Unlike recorded “robo-calls” that voters are used to getting during election season, callers could listen to the real, live assemblyman during this call after a brief recorded message.
The conference call with Tedisco was made possible by Tele Town Hall, a technology developed in 2005 that is used increasingly in political campaigns and by elected officials.
It allowed the Tedisco camp to call about 30,000 county residents simultaneously and even take questions from voters if they responded to a prompt.
Saratoga County Clerk Kathy Marchione, who has been heavily involved in Tedisco’s campaign for Congress, moderated the conference call. Tedisco could see the name and location of every person asking a question.

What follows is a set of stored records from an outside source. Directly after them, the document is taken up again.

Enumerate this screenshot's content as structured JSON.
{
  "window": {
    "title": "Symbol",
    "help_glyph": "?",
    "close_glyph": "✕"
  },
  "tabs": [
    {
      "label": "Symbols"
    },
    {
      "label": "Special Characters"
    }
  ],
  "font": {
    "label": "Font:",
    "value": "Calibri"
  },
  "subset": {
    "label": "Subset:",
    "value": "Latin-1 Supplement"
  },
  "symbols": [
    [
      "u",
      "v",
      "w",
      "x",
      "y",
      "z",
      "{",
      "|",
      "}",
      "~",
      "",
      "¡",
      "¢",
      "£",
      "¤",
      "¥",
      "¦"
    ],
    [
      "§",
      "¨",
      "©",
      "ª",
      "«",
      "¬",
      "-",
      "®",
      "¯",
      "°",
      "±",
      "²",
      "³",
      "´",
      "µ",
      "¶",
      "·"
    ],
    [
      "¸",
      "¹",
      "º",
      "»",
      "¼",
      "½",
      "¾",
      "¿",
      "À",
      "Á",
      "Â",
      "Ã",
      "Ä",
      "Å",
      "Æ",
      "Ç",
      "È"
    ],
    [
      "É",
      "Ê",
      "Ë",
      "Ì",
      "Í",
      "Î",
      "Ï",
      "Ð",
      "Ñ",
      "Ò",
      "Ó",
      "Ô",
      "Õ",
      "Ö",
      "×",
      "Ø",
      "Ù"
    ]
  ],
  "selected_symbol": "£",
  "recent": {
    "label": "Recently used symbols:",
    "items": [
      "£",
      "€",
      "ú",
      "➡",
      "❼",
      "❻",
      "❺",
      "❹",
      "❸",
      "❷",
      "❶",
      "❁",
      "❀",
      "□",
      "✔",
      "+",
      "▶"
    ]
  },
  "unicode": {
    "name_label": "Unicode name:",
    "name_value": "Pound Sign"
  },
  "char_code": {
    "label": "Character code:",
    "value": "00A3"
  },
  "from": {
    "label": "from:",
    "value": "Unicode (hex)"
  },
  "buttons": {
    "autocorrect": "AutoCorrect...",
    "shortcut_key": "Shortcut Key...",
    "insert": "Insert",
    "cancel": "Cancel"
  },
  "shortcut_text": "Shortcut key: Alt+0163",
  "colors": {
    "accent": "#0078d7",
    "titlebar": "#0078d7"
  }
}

Tedisco spokesman Joshua Fitzpatrick said Wednesday that this was the first time the Assembly minority leader has used the Tele Town Hall technology, and he expects to employ it in conference calls throughout the district in the coming weeks. The Tedisco campaign is footing the bill for the conference call, Fitzpatrick said. He said he did not know how much it cost the campaign.

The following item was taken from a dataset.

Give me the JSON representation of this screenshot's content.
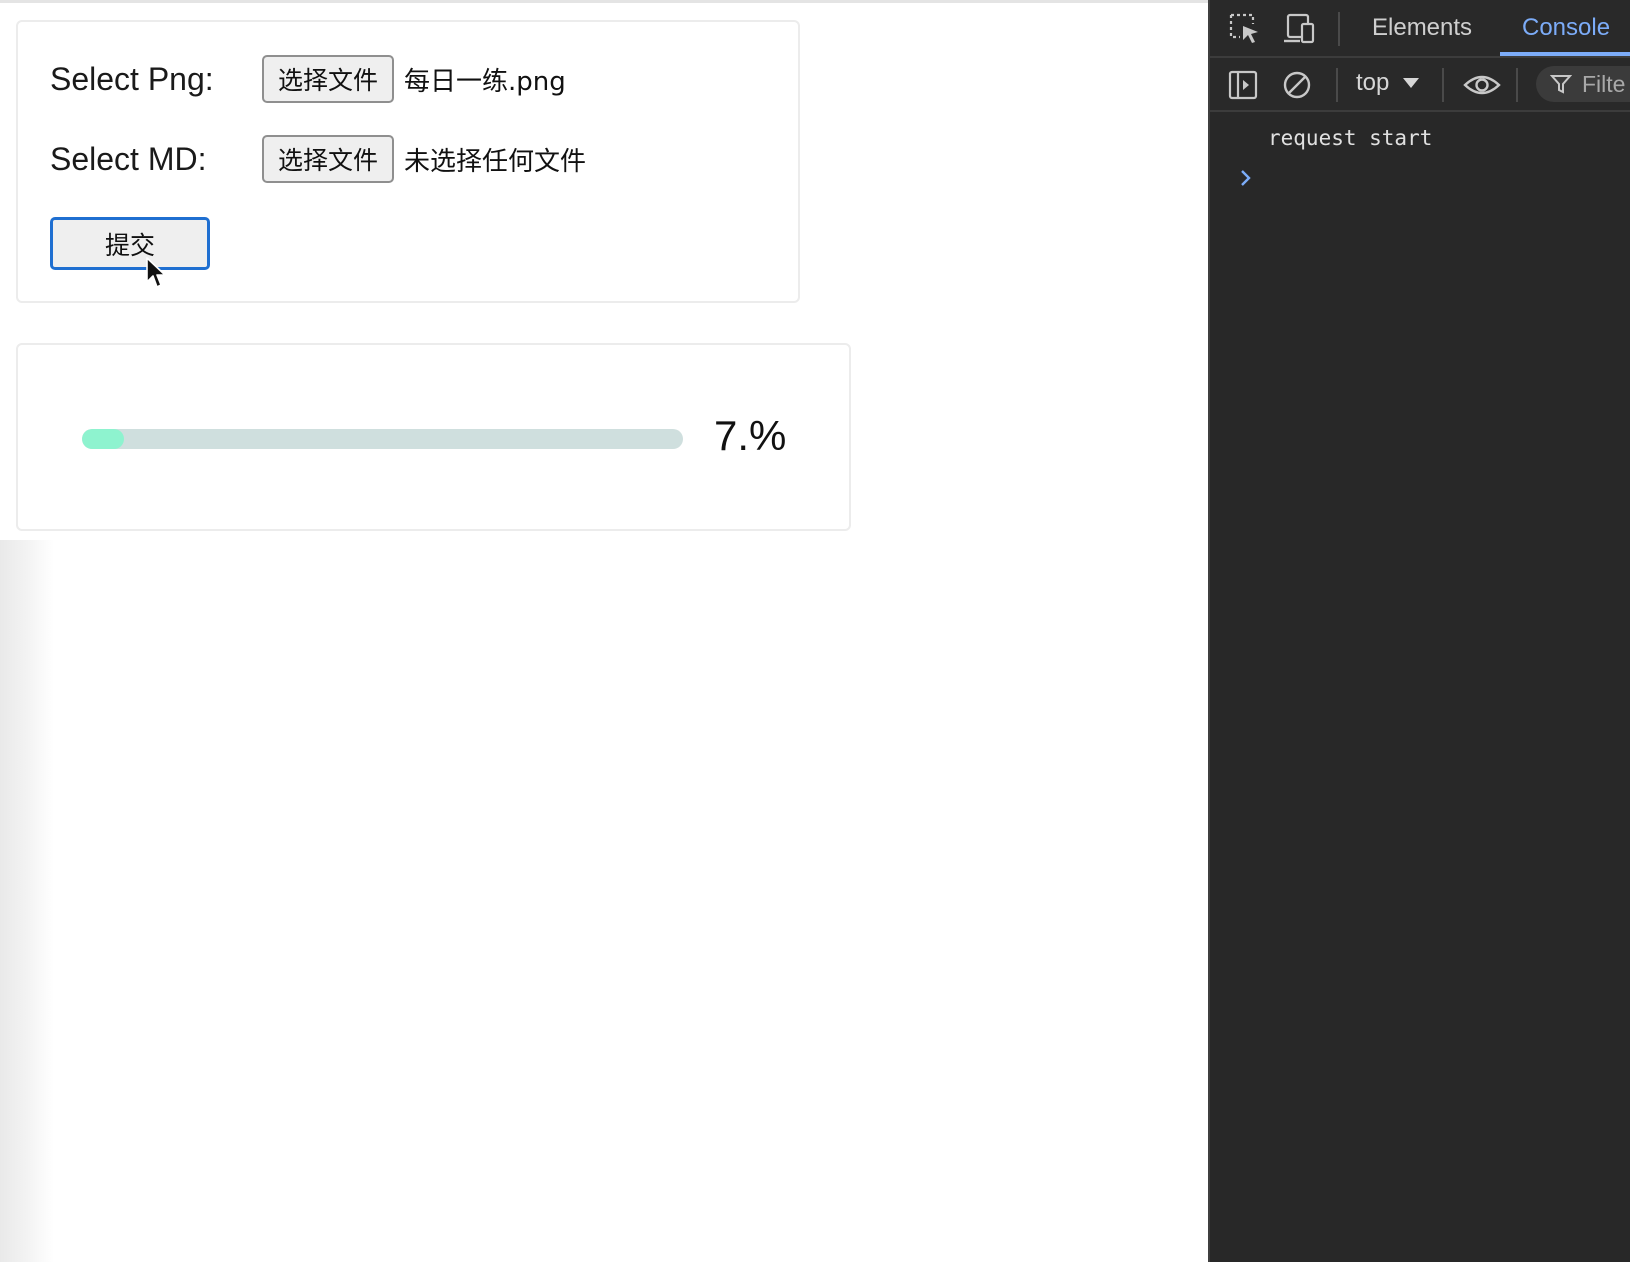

“He really enjoys the interaction,” Fitzpatrick said of Tedisco. “He says being a good communicator is not just about talking.”
Tele Town Hall, developed by Washington entrepreneur Rodney A. Smith, allows users to reach large audiences, especially people who might not show up at a meeting.
“We know people are busy, and I think it’s going to be something really interesting,” Fitzpatrick said.
“It’s sort of in between the mass TV campaign to voters and going door-to-door,” said Bob Turner, Skidmore College political science professor.
“Congressional campaigns are always looking for new and creative ways to get their message out and have voters identify with their candidates,” Turner said. “The saying in the campaign business is, ‘Half of all money is wasted, and we don’t know which half.’ ”
But Turner says the Tele Town Hall meetings might be part of the wasted half.
He questioned whether campaign funds and a candidate’s valuable time could be used for something better.
Will people stay on the line to hear Tedisco speak live, or will they simply hang up when they hear his recorded voice?
“Those robo-calls, all the research I’ve seen is they don’t work at all,” he said.
Tedisco and Democrat Scott Murphy are both getting out as much as they can to meet voters.
Tedisco ran his “Road to Recovery” tour through the district on Wednesday, traveling to Delaware and Otsego counties.
Murphy met with the Greater Capital Region Building and Construction Trades Council and Mechanicville Mayor Anthony Sylvester on Wednesday and got endorsements from both.